There is a bitter irony in all this. It took the referendum result to jolt me and other comfortably-off metropolitan types into realising how much had gone wrong with Britain. Yet the task of implementing that result is sucking up the political attention and energy needed to tackle the underlying malaise that produced it.

Soon after becoming prime minister, Theresa May acknowledged the need to help what she called the Jams, the people “just about managing.” But her promises of action were never kept. Instead, the labyrinthine complexities of dealing with Brexit have overwhelmed her government and parliament, shoving all other policy priorities aside.

Labour has proposed social and economic reforms that it claims will help disaffected sections of society. However, it is unclear that many of them, such as renationalisation of the railways, either address Britain’s most pressing problems or are affordable. That the party and Jeremy Corbyn persistently lag Theresa May and her deeply unpopular Conservative-DUP government in the opinion polls suggests many disaffected voters doubt Labour can deliver what they want.

In truth, Brexit has become a vast black hole, swallowing up political time and resources. Money needed to pay for schools, hospitals and social benefits is being spent instead on turning motorways into lorry parks, stockpiling food and medicines and hiring thousands of civil servants, while MPs’ waking hours are dominated by a massive workload of Brexit-related legislation and by plotting to advance, amend or reverse it.

No wonder the public is fed up and simply wants Brexit over and done with. Such demands, however, seem doomed to disappointment, whether Britain makes an orderly withdrawal or crashes out of the EU. Either way, years of difficult and all-consuming political decisions and negotiations lie ahead. The more parliamentary attention they consume, the more likely voters are to feel that the political establishment is divorced from their concerns.

That situation is unsustainable. Left unattended, the fundamental social and economic causes of Brexit will simply grow stronger. People need to be given hope of improvements in their lives. Neither leaving nor remaining in the EU is enough to provide it.
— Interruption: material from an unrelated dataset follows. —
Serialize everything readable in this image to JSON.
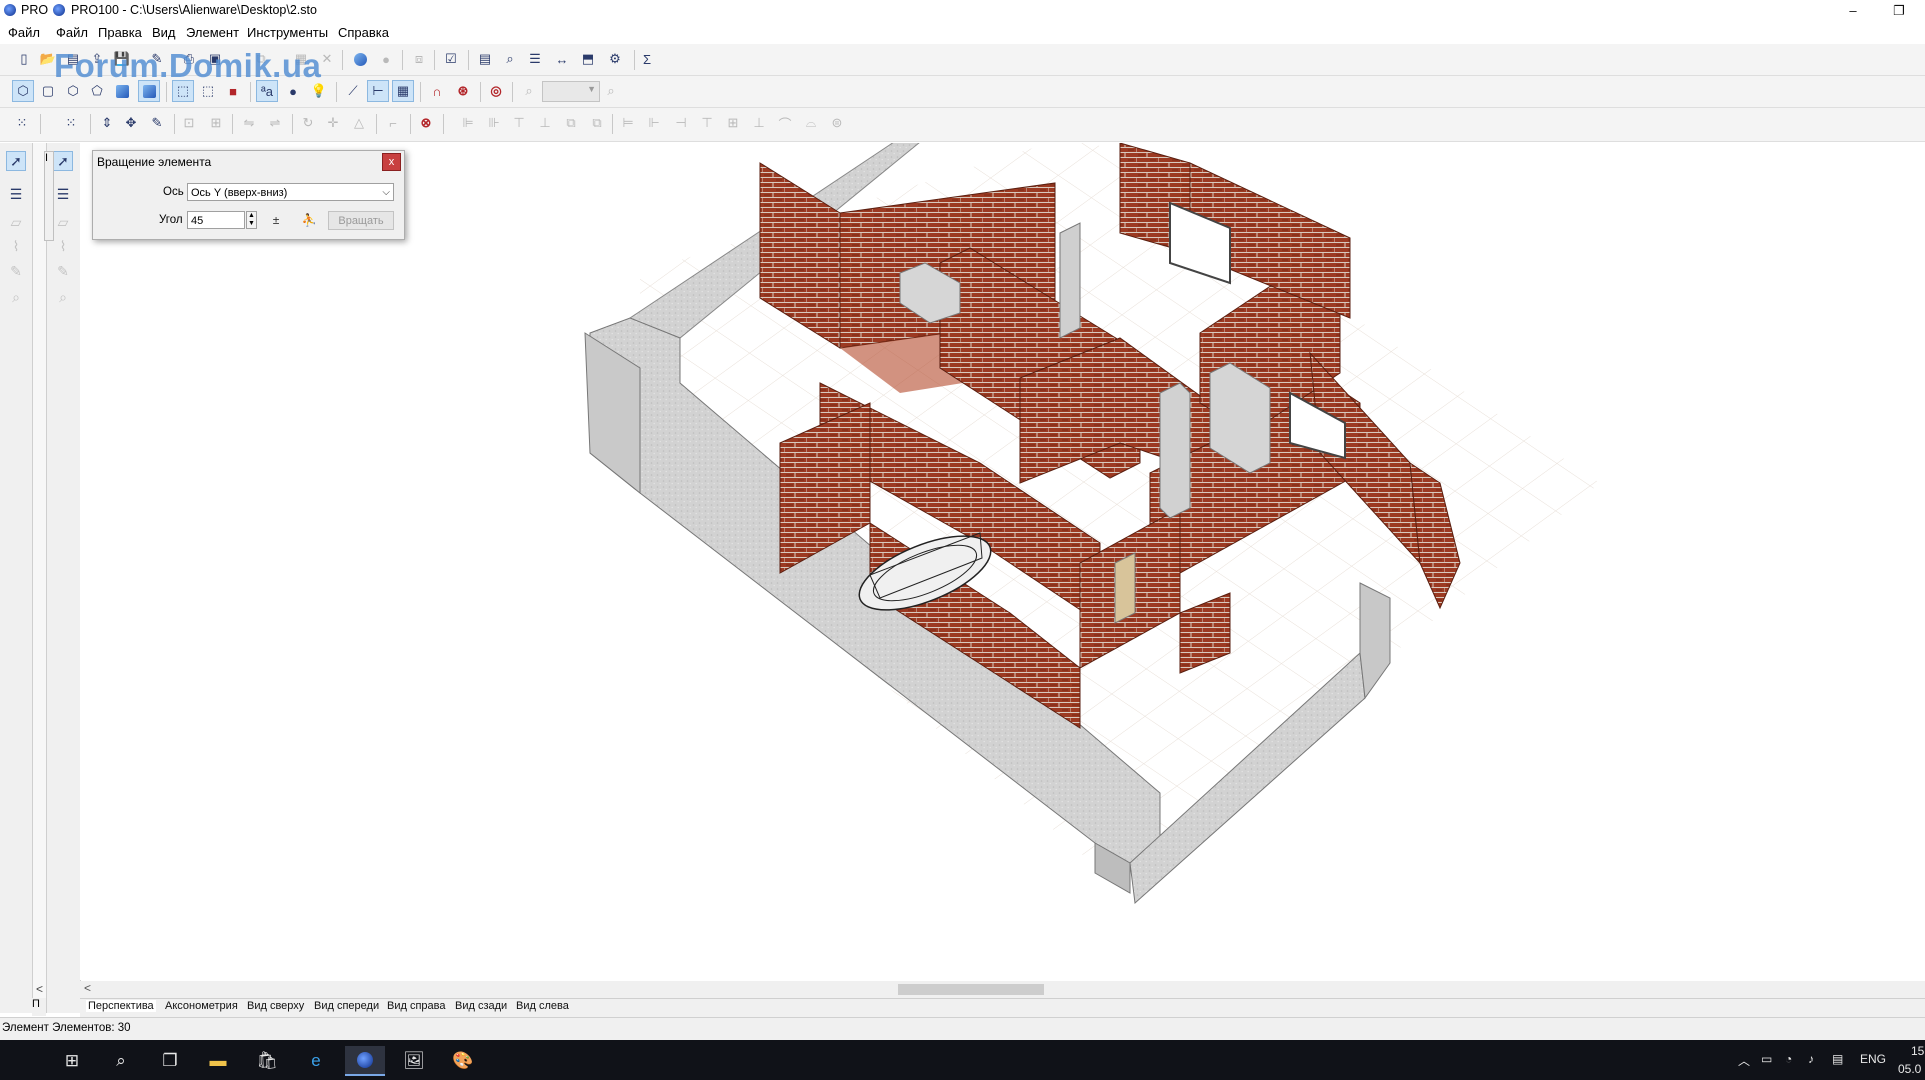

What is required is a New Deal, an agenda for sweeping reforms that go to the heart of what ails Britain today.

How that will be achieved is hard to predict. But then so is everything in British politics right now. It might require a government of national unity. Or perhaps the breakup of existing parties and formation of a new one. Both seem more possible today than only a few months ago. What is clear is that there is an opportunity here to change Britain for the better. What is needed now are the politicians with the vision and courage to seize it.